Production Readiness Checklist

  • Observability: traces, metrics, alerts configured
  • Guardrails: input/output validation, runtime limits
  • HITL: approval workflows for high-risk actions
  • Cost controls: per-session budgets, model routing
  • Deployment: progressive rollout with rollback
  • Evaluation: CI/CD eval pipeline, regression suite
  • Documentation: runbook, incident response plan
  • Security: audit trail, permission tiers, sandboxing

Congratulations!

You've completed the full AgentWay curriculum. You now understand:

  • Agent fundamentals (P1-P3): basics, tools, prompts
  • Core systems (P4-P6): memory, evaluation, design patterns
  • Advanced topics (P7-P12): MCP, RAG, multi-agent, code gen, HITL, production

What's next?

Try It: Final Capstone — End-to-End Agent

Build a production-ready agent using the full SDK surface area.

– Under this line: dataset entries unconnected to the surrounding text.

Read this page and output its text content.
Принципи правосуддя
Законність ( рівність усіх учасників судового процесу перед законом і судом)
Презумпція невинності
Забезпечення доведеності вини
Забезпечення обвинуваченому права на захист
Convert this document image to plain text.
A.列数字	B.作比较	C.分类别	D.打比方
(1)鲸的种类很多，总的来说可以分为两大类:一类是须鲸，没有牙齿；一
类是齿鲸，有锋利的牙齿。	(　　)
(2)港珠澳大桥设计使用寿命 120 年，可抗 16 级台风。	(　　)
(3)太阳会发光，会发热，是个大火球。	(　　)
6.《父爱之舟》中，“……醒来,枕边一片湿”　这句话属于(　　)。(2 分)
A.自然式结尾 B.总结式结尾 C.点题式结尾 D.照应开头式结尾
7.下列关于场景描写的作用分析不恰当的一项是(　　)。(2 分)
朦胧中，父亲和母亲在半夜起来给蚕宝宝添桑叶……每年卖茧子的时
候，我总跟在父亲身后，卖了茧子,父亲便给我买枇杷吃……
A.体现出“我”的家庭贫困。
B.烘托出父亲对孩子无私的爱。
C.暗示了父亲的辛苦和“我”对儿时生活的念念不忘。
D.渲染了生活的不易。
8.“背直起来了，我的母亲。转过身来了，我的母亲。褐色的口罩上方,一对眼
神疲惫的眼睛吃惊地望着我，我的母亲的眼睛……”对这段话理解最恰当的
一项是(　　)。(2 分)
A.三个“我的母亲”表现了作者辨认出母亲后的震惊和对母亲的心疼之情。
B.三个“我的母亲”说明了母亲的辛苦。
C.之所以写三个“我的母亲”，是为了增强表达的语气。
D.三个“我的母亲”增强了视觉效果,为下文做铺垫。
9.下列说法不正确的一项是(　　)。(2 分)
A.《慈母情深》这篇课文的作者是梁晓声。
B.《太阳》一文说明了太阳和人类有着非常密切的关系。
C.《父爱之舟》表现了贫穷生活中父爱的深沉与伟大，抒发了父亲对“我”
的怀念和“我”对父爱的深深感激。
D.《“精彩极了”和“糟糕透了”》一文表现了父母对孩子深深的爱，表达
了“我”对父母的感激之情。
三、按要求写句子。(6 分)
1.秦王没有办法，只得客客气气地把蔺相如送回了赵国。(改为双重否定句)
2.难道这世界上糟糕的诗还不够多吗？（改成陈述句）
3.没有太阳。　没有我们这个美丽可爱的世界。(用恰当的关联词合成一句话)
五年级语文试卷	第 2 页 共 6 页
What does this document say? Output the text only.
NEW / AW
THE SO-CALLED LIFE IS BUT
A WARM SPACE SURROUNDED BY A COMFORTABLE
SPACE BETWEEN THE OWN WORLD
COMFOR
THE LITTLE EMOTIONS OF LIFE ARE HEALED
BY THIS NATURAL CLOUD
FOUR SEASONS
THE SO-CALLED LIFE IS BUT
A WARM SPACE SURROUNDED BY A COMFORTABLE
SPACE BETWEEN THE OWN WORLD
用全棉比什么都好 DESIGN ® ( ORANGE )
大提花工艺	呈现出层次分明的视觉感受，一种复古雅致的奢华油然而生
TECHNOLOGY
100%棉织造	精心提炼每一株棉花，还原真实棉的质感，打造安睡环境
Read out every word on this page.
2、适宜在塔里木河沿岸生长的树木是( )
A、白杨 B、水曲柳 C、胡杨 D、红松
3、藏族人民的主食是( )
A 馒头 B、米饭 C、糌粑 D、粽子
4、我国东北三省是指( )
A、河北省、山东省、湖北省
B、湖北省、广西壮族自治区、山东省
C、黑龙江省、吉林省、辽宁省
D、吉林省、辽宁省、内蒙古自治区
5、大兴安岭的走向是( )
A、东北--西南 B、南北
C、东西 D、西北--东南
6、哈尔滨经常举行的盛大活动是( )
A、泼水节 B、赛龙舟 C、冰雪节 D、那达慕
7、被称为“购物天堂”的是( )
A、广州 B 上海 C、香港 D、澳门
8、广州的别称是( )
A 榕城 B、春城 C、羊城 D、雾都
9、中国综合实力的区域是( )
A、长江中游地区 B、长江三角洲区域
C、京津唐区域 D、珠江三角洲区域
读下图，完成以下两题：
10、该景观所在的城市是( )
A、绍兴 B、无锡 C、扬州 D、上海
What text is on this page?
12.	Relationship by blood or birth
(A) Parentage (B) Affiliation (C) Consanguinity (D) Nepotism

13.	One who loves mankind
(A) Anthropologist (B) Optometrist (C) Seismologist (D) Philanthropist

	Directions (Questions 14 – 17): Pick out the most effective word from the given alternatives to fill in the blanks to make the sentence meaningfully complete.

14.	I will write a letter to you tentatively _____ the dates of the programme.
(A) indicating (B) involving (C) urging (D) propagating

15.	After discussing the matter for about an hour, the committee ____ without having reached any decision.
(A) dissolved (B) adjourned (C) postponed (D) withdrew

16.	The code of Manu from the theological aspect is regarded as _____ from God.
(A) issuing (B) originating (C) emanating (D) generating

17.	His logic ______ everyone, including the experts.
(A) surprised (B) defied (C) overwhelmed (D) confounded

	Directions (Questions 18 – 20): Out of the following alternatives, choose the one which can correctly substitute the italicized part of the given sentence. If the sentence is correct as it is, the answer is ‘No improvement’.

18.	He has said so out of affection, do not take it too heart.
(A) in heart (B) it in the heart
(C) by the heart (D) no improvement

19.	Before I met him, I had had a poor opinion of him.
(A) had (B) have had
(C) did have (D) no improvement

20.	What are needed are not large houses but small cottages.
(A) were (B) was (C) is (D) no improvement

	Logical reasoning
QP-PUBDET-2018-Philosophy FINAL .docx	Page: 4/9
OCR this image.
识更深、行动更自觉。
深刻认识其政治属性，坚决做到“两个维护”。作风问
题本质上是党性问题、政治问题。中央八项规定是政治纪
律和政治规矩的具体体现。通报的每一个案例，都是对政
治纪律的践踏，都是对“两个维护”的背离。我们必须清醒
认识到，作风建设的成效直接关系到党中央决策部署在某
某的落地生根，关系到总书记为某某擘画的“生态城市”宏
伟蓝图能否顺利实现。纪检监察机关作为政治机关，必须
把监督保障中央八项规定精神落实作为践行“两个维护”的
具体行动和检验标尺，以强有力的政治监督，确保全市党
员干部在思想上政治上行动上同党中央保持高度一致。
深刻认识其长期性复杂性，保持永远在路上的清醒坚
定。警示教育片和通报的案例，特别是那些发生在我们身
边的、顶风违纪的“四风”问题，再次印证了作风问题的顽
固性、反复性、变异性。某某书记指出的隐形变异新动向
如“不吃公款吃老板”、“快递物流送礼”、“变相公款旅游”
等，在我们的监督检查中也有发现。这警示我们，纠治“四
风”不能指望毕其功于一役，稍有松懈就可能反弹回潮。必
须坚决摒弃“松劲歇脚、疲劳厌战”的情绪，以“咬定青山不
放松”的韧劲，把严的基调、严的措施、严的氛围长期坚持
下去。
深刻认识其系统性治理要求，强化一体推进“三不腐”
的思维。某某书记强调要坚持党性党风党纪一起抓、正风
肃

  1. MCP tools + subagents for task decomposition
  2. Eval harness: N-trial report with success rate
  3. sandbox{} for safe execution
  4. All 12 hooks for observability and control
  5. Cost report with token usage breakdown
  6. Session management with rotation before context limit
  7. Public repo with README, tests, and demo
Gate: P12 Complete — L5 Expert Unlocked — Reproducible demo, eval report, cost report, sandbox verified.